DPD
-
DST
35.00km
-
Teren
3.00km
-
Czas
01:35
-
VAVG
22.11km/h
-
Sprzęt Merida Matts TFS 100D
-
Aktywność Jazda na rowerze
+10 na starcie to niejakie novum. Ale bardzo pożądane. Ubieram kurteczkę ale w locie okazuje się, że spokojnie mogłem uzbroić się w dużo lżejszą bluzę. Jechało się bardzo przyjemnie i spokojnie. Wiaterku jakoś nie zarejestrowałem. Dziś przez Gródków, Łagiszę i Dąbrowę Górniczą. Upgrade śniadania już w Sosnowcu bo moja ciastkarnio-piekarnia znów nawaliła i otwarte od 7:00.

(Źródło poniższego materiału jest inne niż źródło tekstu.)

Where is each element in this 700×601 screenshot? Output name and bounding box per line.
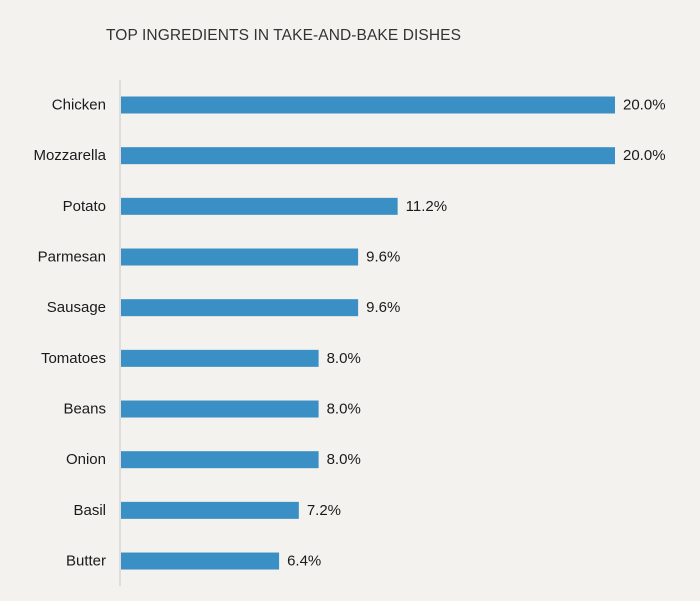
bars-group: Chicken 20.0% Mozzarella 20.0% Potato 11.2% Pa… (33, 96, 666, 570)
category-label: Basil (73, 502, 106, 519)
value-label: 20.0% (623, 147, 666, 164)
value-label: 9.6% (366, 249, 400, 266)
bar (121, 147, 615, 165)
bar (121, 197, 398, 215)
bar (121, 248, 359, 266)
bar (121, 299, 359, 317)
bar (121, 349, 319, 367)
category-label: Beans (63, 401, 106, 418)
value-label: 8.0% (327, 401, 361, 418)
value-label: 8.0% (327, 350, 361, 367)
bar (121, 96, 615, 114)
value-label: 8.0% (327, 451, 361, 468)
value-label: 20.0% (623, 97, 666, 114)
category-label: Sausage (47, 299, 106, 316)
bar (121, 400, 319, 418)
value-label: 11.2% (406, 198, 447, 215)
bar (121, 552, 280, 570)
value-label: 6.4% (287, 553, 321, 570)
category-label: Mozzarella (33, 147, 106, 164)
value-label: 7.2% (307, 502, 341, 519)
category-label: Chicken (52, 97, 106, 114)
category-label: Parmesan (38, 249, 106, 266)
chart-title: TOP INGREDIENTS IN TAKE-AND-BAKE DISHES (106, 27, 462, 44)
category-label: Potato (63, 198, 106, 215)
bar (121, 451, 319, 469)
bar (121, 501, 299, 519)
category-label: Tomatoes (41, 350, 106, 367)
category-label: Onion (66, 451, 106, 468)
value-label: 9.6% (366, 299, 400, 316)
category-label: Butter (66, 553, 106, 570)
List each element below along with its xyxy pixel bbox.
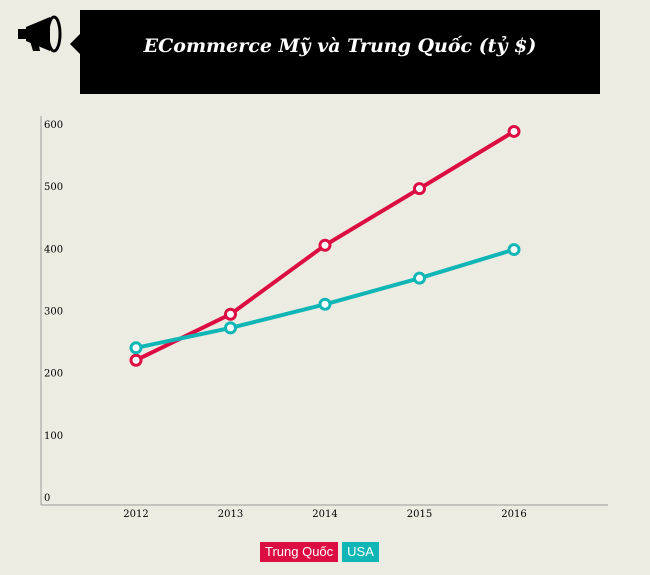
data-point-usa (129, 341, 143, 355)
data-point-trung-quoc (507, 124, 521, 138)
x-tick-label: 2014 (312, 509, 337, 520)
data-point-trung-quoc (224, 307, 237, 321)
y-tick-label: 500 (44, 182, 63, 193)
y-tick-label: 0 (44, 493, 50, 504)
x-tick-label: 2012 (123, 509, 148, 520)
y-tick-label: 300 (44, 307, 63, 318)
y-tick-label: 200 (44, 369, 63, 380)
data-point-trung-quoc (318, 238, 332, 252)
data-point-usa (507, 243, 521, 257)
y-tick-label: 600 (44, 120, 63, 131)
title-banner: ECommerce Mỹ và Trung Quốc (tỷ $) (70, 10, 600, 94)
megaphone-icon (18, 15, 62, 53)
legend-item-trung-quoc: Trung Quốc (260, 542, 339, 562)
data-point-usa (318, 297, 332, 311)
x-tick-label: 2013 (218, 509, 243, 520)
y-tick-label: 400 (44, 244, 63, 255)
legend: Trung Quốc USA (260, 542, 379, 562)
data-point-usa (413, 271, 426, 285)
legend-item-usa: USA (342, 542, 379, 562)
y-tick-label: 100 (44, 431, 63, 442)
x-tick-label: 2016 (501, 509, 526, 520)
data-point-usa (224, 321, 237, 335)
data-point-trung-quoc (413, 182, 426, 196)
data-point-trung-quoc (129, 353, 143, 367)
x-tick-label: 2015 (407, 509, 432, 520)
chart-title: ECommerce Mỹ và Trung Quốc (tỷ $) (143, 35, 537, 57)
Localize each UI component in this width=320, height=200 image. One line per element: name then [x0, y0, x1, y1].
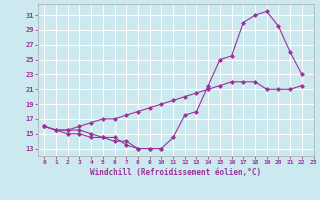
X-axis label: Windchill (Refroidissement éolien,°C): Windchill (Refroidissement éolien,°C) [91, 168, 261, 177]
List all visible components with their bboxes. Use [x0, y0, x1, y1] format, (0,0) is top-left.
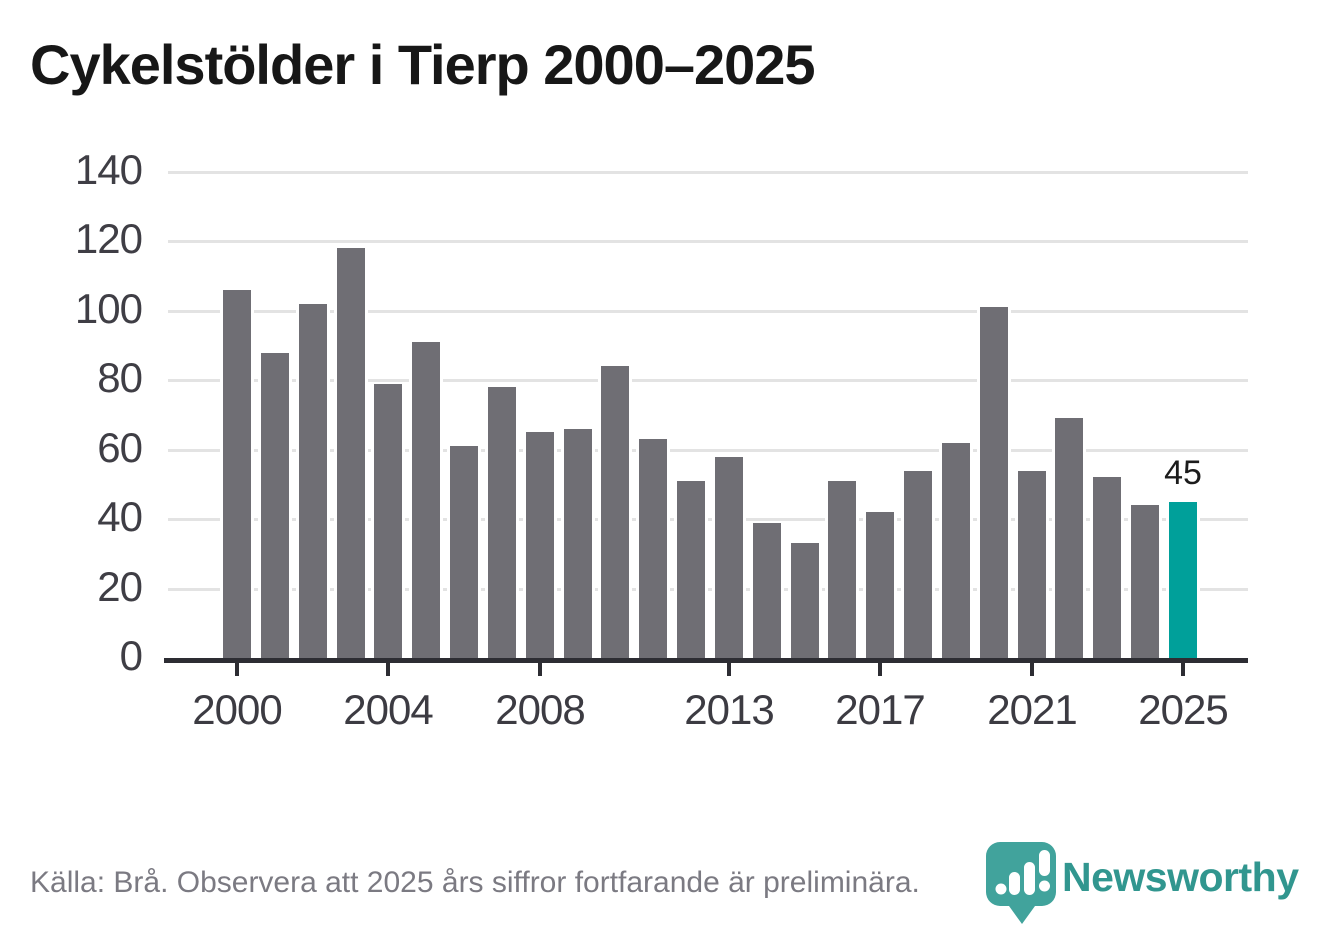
x-axis-label: 2025 — [1138, 686, 1228, 733]
gridline-40 — [168, 518, 1248, 522]
bar-2002 — [296, 304, 330, 658]
bar-2011 — [636, 439, 670, 658]
x-axis-label: 2008 — [495, 686, 585, 733]
bar-2018 — [901, 471, 935, 658]
x-axis-line — [164, 658, 1248, 663]
y-axis-label: 80 — [97, 354, 143, 402]
newsworthy-wordmark: Newsworthy — [1062, 854, 1299, 900]
y-axis-label: 100 — [74, 284, 143, 332]
gridline-140 — [168, 171, 1248, 174]
bar-2004 — [371, 384, 405, 658]
x-tick-2017 — [878, 663, 882, 676]
bar-2013 — [712, 457, 746, 658]
bar-2009 — [561, 429, 595, 658]
bar-2017 — [863, 512, 897, 658]
x-axis-label: 2000 — [192, 686, 282, 733]
newsworthy-pin-icon — [986, 842, 1056, 924]
bar-2000 — [220, 290, 254, 658]
bar-2005 — [409, 342, 443, 658]
gridline-80 — [168, 379, 1248, 383]
x-tick-2013 — [727, 663, 731, 676]
x-tick-2004 — [386, 663, 390, 676]
x-tick-2008 — [538, 663, 542, 676]
x-axis-label: 2013 — [684, 686, 774, 733]
bar-2003 — [334, 248, 368, 658]
y-axis-label: 0 — [119, 632, 143, 679]
x-tick-2021 — [1030, 663, 1034, 676]
bar-2022 — [1052, 418, 1086, 658]
bar-2012 — [674, 481, 708, 658]
bar-2021 — [1015, 471, 1049, 658]
y-axis-label: 60 — [97, 423, 143, 471]
source-note: Källa: Brå. Observera att 2025 års siffr… — [30, 866, 920, 899]
bar-2008 — [523, 432, 557, 658]
bar-2010 — [598, 366, 632, 658]
x-axis-label: 2021 — [987, 686, 1077, 733]
bar-2016 — [825, 481, 859, 658]
x-axis-label: 2017 — [835, 686, 925, 733]
x-axis-label: 2004 — [343, 686, 433, 733]
highlight-value-label: 45 — [1164, 454, 1202, 492]
y-axis-label: 40 — [97, 493, 143, 541]
gridline-100 — [168, 309, 1248, 313]
x-tick-2000 — [235, 663, 239, 676]
y-axis-label: 140 — [74, 146, 143, 193]
gridline-20 — [168, 587, 1248, 591]
y-axis-label: 20 — [97, 562, 143, 610]
y-axis-label: 120 — [74, 215, 143, 263]
bar-2006 — [447, 446, 481, 658]
page-title: Cykelstölder i Tierp 2000–2025 — [30, 33, 816, 96]
x-tick-2025 — [1181, 663, 1185, 676]
bar-2001 — [258, 353, 292, 658]
bar-2015 — [788, 543, 822, 658]
bar-2014 — [750, 523, 784, 658]
bar-2019 — [939, 443, 973, 658]
bar-2007 — [485, 387, 519, 658]
gridline-60 — [168, 448, 1248, 452]
newsworthy-logo: Newsworthy — [984, 840, 1299, 926]
bar-2025 — [1166, 502, 1200, 658]
bar-2023 — [1090, 477, 1124, 658]
gridline-120 — [168, 240, 1248, 244]
bar-2020 — [977, 307, 1011, 658]
bar-2024 — [1128, 505, 1162, 658]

Powrót bez kombinacji. Mec, Środula, Będzin-Zamkowe, lasek grodziecki, lasek gródkowski, Psary. Trochę terenem. Decyzja o powrocie wyniknęła z tego, że na horyzoncie formowała się ołowiana chmurka a w prognozie ICM-u stało, że mogą być burze. Trochę też miało znaczenie to, że drobne kropelki pojawiły się już na starcie. Jak dojeżdżałem do domu to na południe ode mnie widziałem ścianę deszczu a będąc w domu już słyszałem grzmoty.